Find files containing a given text

In bash I want to return file name (and the path to the file) for every file of type .php|.html|.js containing the case-insensitive string "document.cookie" | "setcookie"

How would I do that?

egrep -ir --include=*.{php,html,js} "(document.cookie|setcookie)" .

The r flag means to search recursively (search subdirectories). The i flag means case insensitive.

If you just want file names add the l (lowercase L) flag:

egrep -lir --include=*.{php,html,js} "(document.cookie|setcookie)" .

Try something like grep -r -n -i --include="*.html *.php *.js" searchstrinhere .

the -i makes it case insensitlve

the . at the end means you want to start from your current directory, this could be substituted with any directory.

the -r means do this recursively, right down the directory tree

the -n prints the line number for matches.

the --include lets you add file names, extensions.

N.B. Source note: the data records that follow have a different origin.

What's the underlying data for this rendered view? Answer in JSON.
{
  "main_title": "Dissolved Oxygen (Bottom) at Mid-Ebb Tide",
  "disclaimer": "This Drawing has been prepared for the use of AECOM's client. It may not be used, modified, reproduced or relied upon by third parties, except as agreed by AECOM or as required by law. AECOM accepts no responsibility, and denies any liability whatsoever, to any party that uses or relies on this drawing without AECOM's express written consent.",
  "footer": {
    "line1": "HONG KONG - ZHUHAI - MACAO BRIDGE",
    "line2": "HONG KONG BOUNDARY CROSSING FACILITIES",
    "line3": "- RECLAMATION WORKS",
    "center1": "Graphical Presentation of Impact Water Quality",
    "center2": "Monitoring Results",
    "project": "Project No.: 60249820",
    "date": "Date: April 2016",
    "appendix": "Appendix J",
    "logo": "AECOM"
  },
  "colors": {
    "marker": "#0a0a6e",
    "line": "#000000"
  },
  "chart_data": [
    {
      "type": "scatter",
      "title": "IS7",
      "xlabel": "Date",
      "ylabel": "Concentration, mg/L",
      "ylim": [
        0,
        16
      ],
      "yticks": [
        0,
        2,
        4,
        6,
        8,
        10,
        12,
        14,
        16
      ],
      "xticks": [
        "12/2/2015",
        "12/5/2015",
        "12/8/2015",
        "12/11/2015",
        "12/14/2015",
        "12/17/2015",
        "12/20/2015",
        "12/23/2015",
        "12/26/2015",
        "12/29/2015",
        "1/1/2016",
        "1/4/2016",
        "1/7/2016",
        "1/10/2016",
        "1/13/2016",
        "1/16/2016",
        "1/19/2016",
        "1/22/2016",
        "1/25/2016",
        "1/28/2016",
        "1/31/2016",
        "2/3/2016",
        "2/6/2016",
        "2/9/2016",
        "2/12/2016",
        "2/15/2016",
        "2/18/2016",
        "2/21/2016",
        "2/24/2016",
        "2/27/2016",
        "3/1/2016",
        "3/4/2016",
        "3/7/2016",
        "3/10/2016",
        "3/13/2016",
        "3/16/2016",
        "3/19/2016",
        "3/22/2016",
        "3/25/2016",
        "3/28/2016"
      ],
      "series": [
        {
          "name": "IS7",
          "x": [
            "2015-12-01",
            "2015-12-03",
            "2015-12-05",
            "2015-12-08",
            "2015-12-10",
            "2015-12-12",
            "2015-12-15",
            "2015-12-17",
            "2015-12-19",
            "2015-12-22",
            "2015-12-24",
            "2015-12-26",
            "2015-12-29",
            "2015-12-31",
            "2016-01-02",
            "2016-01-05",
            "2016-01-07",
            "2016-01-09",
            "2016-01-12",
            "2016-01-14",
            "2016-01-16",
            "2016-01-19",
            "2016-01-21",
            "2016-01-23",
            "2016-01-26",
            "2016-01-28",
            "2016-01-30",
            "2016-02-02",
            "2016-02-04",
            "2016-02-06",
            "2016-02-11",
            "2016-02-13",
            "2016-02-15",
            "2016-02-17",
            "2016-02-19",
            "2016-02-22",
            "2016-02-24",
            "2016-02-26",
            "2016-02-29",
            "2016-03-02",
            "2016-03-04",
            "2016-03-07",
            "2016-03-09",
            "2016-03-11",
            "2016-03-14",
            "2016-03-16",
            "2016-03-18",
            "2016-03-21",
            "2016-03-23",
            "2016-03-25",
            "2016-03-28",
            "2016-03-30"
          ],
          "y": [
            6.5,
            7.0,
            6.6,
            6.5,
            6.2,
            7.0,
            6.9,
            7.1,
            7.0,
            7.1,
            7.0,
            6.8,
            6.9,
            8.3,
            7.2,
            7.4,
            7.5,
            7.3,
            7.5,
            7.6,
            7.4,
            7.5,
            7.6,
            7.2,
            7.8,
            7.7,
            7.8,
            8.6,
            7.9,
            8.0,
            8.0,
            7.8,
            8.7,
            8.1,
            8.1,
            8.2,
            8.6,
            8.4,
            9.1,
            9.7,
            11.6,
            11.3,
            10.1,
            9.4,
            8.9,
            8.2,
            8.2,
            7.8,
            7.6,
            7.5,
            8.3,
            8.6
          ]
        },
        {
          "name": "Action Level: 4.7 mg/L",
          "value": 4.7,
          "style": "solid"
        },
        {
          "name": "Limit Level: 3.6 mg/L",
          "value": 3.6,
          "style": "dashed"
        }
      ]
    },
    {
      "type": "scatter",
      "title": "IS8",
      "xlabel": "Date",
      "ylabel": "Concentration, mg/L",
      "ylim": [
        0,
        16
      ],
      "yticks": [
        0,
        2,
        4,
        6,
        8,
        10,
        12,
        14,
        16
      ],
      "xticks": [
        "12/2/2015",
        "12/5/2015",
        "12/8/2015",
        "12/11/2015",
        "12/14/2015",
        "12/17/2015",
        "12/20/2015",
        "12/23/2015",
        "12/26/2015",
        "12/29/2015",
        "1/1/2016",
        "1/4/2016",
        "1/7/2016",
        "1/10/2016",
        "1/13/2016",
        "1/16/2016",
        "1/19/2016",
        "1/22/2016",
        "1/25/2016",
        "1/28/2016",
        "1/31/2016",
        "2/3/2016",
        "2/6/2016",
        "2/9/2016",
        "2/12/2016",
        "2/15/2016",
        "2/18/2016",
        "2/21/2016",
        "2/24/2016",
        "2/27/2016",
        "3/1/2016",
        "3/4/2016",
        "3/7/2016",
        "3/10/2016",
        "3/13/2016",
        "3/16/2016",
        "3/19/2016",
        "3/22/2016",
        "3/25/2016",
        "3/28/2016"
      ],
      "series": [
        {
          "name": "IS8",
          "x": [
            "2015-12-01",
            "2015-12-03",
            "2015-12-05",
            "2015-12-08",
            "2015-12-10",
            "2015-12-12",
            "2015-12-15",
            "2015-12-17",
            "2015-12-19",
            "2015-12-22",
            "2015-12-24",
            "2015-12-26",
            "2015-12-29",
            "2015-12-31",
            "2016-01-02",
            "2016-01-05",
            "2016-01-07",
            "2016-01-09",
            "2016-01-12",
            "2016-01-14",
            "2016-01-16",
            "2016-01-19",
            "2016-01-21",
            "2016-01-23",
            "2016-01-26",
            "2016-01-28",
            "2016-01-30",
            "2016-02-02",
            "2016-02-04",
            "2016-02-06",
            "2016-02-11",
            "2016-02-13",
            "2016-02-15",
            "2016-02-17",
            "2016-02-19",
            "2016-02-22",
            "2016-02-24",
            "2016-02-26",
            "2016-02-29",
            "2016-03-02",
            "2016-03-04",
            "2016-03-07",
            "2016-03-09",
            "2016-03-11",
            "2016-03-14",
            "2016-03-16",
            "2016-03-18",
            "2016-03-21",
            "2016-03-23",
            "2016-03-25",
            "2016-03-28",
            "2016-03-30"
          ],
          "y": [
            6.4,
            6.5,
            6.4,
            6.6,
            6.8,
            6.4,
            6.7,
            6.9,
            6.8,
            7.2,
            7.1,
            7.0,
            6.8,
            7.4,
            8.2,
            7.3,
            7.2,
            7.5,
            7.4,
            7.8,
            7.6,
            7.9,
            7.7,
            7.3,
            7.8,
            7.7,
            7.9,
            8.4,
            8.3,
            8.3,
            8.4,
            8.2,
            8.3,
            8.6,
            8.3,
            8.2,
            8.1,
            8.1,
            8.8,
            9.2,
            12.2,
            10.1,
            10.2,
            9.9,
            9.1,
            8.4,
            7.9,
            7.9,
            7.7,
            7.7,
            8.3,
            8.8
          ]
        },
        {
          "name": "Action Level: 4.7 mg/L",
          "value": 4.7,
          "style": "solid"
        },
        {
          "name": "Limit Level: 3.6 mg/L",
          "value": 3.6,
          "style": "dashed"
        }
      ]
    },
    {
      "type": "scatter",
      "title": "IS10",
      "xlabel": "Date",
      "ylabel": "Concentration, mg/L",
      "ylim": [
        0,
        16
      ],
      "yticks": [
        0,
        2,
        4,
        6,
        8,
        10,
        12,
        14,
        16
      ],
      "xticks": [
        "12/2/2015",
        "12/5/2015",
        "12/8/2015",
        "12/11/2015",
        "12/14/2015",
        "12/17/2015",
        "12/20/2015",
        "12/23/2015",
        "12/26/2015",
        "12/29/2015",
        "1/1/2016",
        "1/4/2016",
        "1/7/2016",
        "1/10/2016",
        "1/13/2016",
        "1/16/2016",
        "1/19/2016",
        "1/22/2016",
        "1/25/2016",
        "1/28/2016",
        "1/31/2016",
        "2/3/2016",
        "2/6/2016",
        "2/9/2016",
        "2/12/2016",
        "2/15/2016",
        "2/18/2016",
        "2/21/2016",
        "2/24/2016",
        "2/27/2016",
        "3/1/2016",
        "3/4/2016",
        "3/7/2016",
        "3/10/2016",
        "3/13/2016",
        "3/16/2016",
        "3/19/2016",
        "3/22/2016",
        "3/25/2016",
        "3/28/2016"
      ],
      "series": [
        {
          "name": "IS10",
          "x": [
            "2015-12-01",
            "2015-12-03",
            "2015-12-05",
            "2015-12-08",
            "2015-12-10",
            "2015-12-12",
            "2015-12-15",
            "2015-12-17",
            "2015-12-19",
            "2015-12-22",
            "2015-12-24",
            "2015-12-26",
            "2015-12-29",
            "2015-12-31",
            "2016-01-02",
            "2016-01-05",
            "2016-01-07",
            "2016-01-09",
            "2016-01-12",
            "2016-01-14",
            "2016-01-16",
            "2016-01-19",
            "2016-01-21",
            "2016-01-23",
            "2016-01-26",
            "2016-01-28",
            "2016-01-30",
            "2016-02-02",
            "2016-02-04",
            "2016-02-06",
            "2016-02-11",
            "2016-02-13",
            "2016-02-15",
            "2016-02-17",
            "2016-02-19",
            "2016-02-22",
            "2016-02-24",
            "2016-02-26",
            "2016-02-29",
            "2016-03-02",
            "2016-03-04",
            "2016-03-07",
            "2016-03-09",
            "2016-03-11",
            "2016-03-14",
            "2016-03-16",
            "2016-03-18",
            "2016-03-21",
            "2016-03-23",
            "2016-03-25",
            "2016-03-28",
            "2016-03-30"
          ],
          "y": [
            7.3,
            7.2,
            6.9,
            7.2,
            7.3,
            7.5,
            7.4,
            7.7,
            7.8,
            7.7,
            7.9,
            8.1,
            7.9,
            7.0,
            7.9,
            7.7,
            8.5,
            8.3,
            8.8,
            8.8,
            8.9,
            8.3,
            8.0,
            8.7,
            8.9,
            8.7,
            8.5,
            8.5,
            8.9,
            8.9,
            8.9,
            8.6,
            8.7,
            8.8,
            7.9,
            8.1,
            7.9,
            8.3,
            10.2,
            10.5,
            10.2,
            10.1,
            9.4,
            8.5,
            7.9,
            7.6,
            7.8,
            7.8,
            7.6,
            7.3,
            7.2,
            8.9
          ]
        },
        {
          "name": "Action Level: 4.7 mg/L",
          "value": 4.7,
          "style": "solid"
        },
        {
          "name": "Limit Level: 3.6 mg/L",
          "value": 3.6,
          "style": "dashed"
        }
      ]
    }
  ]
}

Wildcards accepted

For more info see: http://www.gnu.org/software/grep/

find them and grep for the string:

This will find all files of your 3 types in /starting/path and grep for the regular expression '(document\.cookie|setcookie)'. Split over 2 lines with the backslash just for readability...

find /starting/path -type f -name "*.php" -o -name "*.html" -o -name "*.js" | \
 xargs egrep -i '(document\.cookie|setcookie)'

Sounds like a perfect job for grep or perhaps ack

Or this wonderful construction:

find . -type f \( -name *.php -o -name *.html -o -name *.js \) -exec grep "document.cookie\|setcookie" /dev/null {} \;